In such a graph chains are paths, cycles are closed ("circular") chains and the problem has been reduced to finding some cycle and/or path covering for a graph. This type of problems can in turn often be reduced to matching or *-flow problems (max-flow, max-cost-max-flow, min-cost-max-flow or what have you).
But before you can reduce further you have to establish the precise rules according to which one solution is determined to be "better" than another.

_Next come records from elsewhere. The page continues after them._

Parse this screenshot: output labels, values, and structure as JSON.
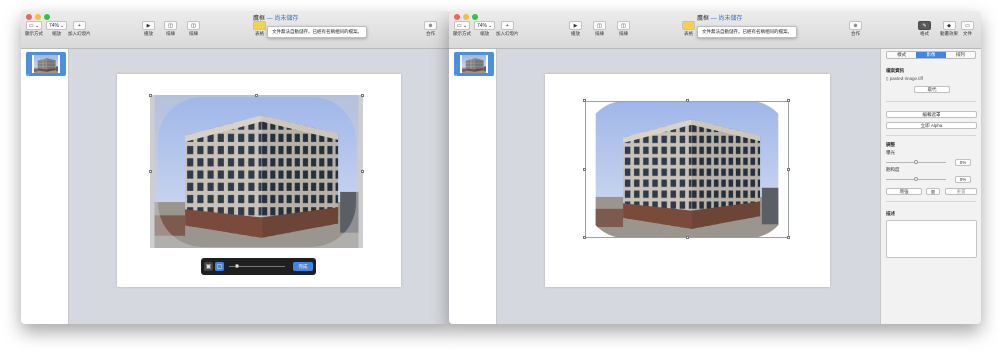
{
  "toolbar": {
    "view_label": "顯示方式",
    "zoom_value": "74%",
    "zoom_label": "縮放",
    "add_slide_label": "加入幻燈片",
    "play_label": "播放",
    "keynote_live_label": "排練",
    "table_label": "表格",
    "collaborate_label": "合作"
  },
  "window1": {
    "title": "鷹框",
    "title_status": "— 尚未儲存",
    "tooltip": "文件無法自動儲存。已經有名稱相同的檔案。",
    "mask_done": "完成"
  },
  "window2": {
    "title": "鷹框",
    "title_status": "— 尚未儲存",
    "tooltip": "文件無法自動儲存。已經有名稱相同的檔案。",
    "format_label": "格式",
    "animate_label": "動畫效果",
    "document_label": "文件"
  },
  "navigator": {
    "slide_number": "1"
  },
  "inspector": {
    "tabs": [
      "樣式",
      "影像",
      "排列"
    ],
    "active_tab": "影像",
    "file_info_title": "檔案資訊",
    "file_name": "pasted-image.tiff",
    "replace_button": "取代",
    "edit_mask_button": "編輯遮罩",
    "instant_alpha_button": "立即 Alpha",
    "adjust_title": "調整",
    "exposure_label": "曝光",
    "exposure_value": "0%",
    "saturation_label": "飽和度",
    "saturation_value": "0%",
    "enhance_button": "增強",
    "reset_button": "重置",
    "description_title": "描述"
  }
}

It is easy to check whether there exists a circular chain consisting of all dominoes. First you need to make the following directed graph G:
Nodes of G are symbols on the dominoes (A,B,C..) in your example,
For each domino (A,B) you put a directed edge from A to B.
There exists a circular chain consisting of all dominoes iff there exists a Eulerian cycle in G. To check whether there exists Eulerian cycle in G it is sufficient to check weather each node has even degree.
I'm not sure if this is really the case, but judging by your examples, your problem looks similar to the problem of decomposing a permutation into a product of disjoint cycles. Each tile (X,Y) can be seen as P(X) = Y for a permutation P. If this agrees with your assumptions, the good (or bad) news is that such decomposition is unique (up to the cycle order) and is very easy to find. Basically, you start with any tile, find a matching tile on the other hand and follow this until no matching can be found. Then you move to the next untouched point. If that's not what you are looking for, the more general graph-based solution by t.dubrownik looks like the way to go.